Se lo sperimentatore riusciva a trovare il cibo, lo offriva al bonobo, creando un incentivo per la scimmia a condividere le informazioni quando il ricercatore non sapeva dove cercare.
Dopo aver rimosso la barriera, i ricercatori hanno osservato se e quanto rapidamente i bonobo indicavano il bicchiere corretto.
I risultati dell’esperimento
I dati raccolti hanno rivelato che i bonobo erano significativamente più veloci e più propensi a indicare il bicchiere giusto quando capivano che lo sperimentatore non aveva visto dove era stato nascosto il cibo. In media, impiegavano 1,5 secondi in meno per segnalare la soluzione nella condizione di ignoranza e indicavano il bicchiere corretto nel 20% delle prove in più rispetto alla condizione di conoscenza.
Questi risultati suggeriscono che i bonobo possono effettivamente comprendere quando un altro individuo non sa qualcosa e modificare il proprio comportamento per aiutarlo. Christopher Krupenye ha sottolineato che questa scoperta contraddice l’idea che solo gli esseri umani possano attribuire stati mentali agli altri.
Un’abilità legata alla nostra evoluzione
I risultati di questo studio si collegano ad altre osservazioni su primati in natura. Zanna Clay, della Durham University, ha affermato che la ricerca fornisce un supporto sperimentale a ciò che già si sospettava sugli scimpanzé e bonobo selvatici. Tuttavia, ha avvertito che i bonobo coinvolti nello studio sono cresciuti in ambienti orientati agli esseri umani, quindi non è certo che questa abilità sia presente in tutti gli individui della specie.
Nonostante questo limite, i ricercatori ritengono che la capacità di comprendere l’ignoranza altrui sia un tratto innato nei bonobo e, probabilmente, fosse già presente nell’antenato comune che esseri umani e grandi scimmie condividevano milioni di anni fa.
Laura Lewis, dell’Università della California, Berkeley, ha evidenziato che queste competenze cognitive potrebbero aver giocato un ruolo cruciale nell’evoluzione umana.
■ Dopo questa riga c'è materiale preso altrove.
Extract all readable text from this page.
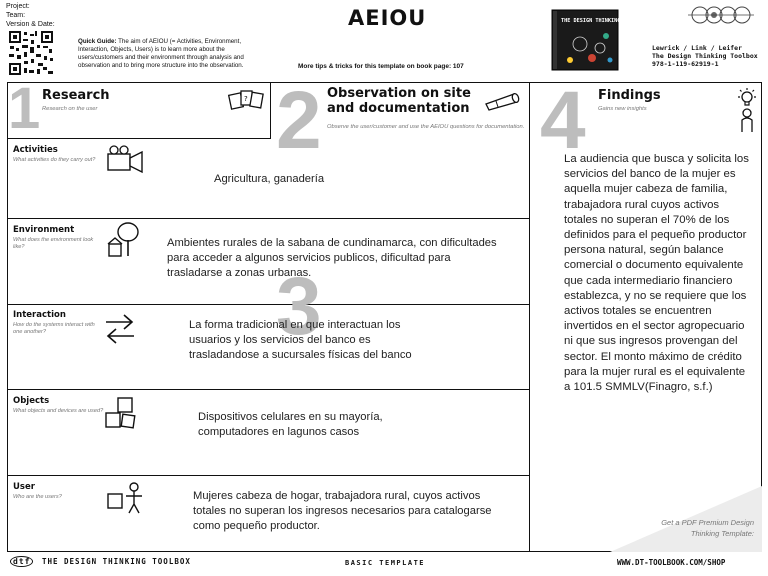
Project:
Team:
Version & Date:
Quick Guide: The aim of AEIOU (= Activities, Environment, Interaction, Objects, Users) is to learn more about the users/customers and their environment through analysis and observation and to bring more structure into the observation.
AEIOU
More tips & tricks for this template on book page: 107
THE DESIGN THINKING TOOLBOX
Lewrick / Link / Leifer
The Design Thinking Toolbox
978-1-119-62919-1
1 Research
Research on the user
? 2 Observation on site and documentation
Observe the user/customer and use the AEIOU questions for documentation.
3
Activities
What activities do they carry out?
Agricultura, ganadería
Environment
What does the environment look like?	Ambientes rurales de la sabana de cundinamarca, con dificultades para acceder a algunos servicios publicos, dificultad para trasladarse a zonas urbanas.
Interaction
How do the systems interact with one another?
La forma tradicional en que interactuan los usuarios y los servicios del banco es trasladandose a sucursales físicas del banco
Objects
What objects and devices are used?	Dispositivos celulares en su mayoría, computadores en lagunos casos
User
Who are the users?	Mujeres cabeza de hogar, trabajadora rural, cuyos activos totales no superan los ingresos necesarios para catalogarse como pequeño productor.
4 Findings
Gains new insights
La audiencia que busca y solicita los servicios del banco de la mujer es aquella mujer cabeza de familia, trabajadora rural cuyos activos totales no superan el 70% de los definidos para el pequeño productor persona natural, según balance comercial o documento equivalente que cada intermediario financiero establezca, y no se requiere que los activos totales se encuentren invertidos en el sector agropecuario ni que sus ingresos provengan del sector. El monto máximo de crédito para la mujer rural es el equivalente a 101.5 SMMLV(Finagro, s.f.)
Get a PDF Premium Design Thinking Template:
dtf THE DESIGN THINKING TOOLBOX	BASIC TEMPLATE	WWW.DT-TOOLBOOK.COM/SHOP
Riconoscere l’ignoranza di un compagno e cooperare per superarla sarebbe stato vantaggioso per la sopravvivenza, specialmente quando si trattava di trovare cibo o evitare pericoli.
Questa ricerca aggiunge un altro tassello alla nostra comprensione dell’intelligenza animale e ci avvicina sempre di più a rispondere a una domanda fondamentale: quanto siamo davvero unici nel regno animale?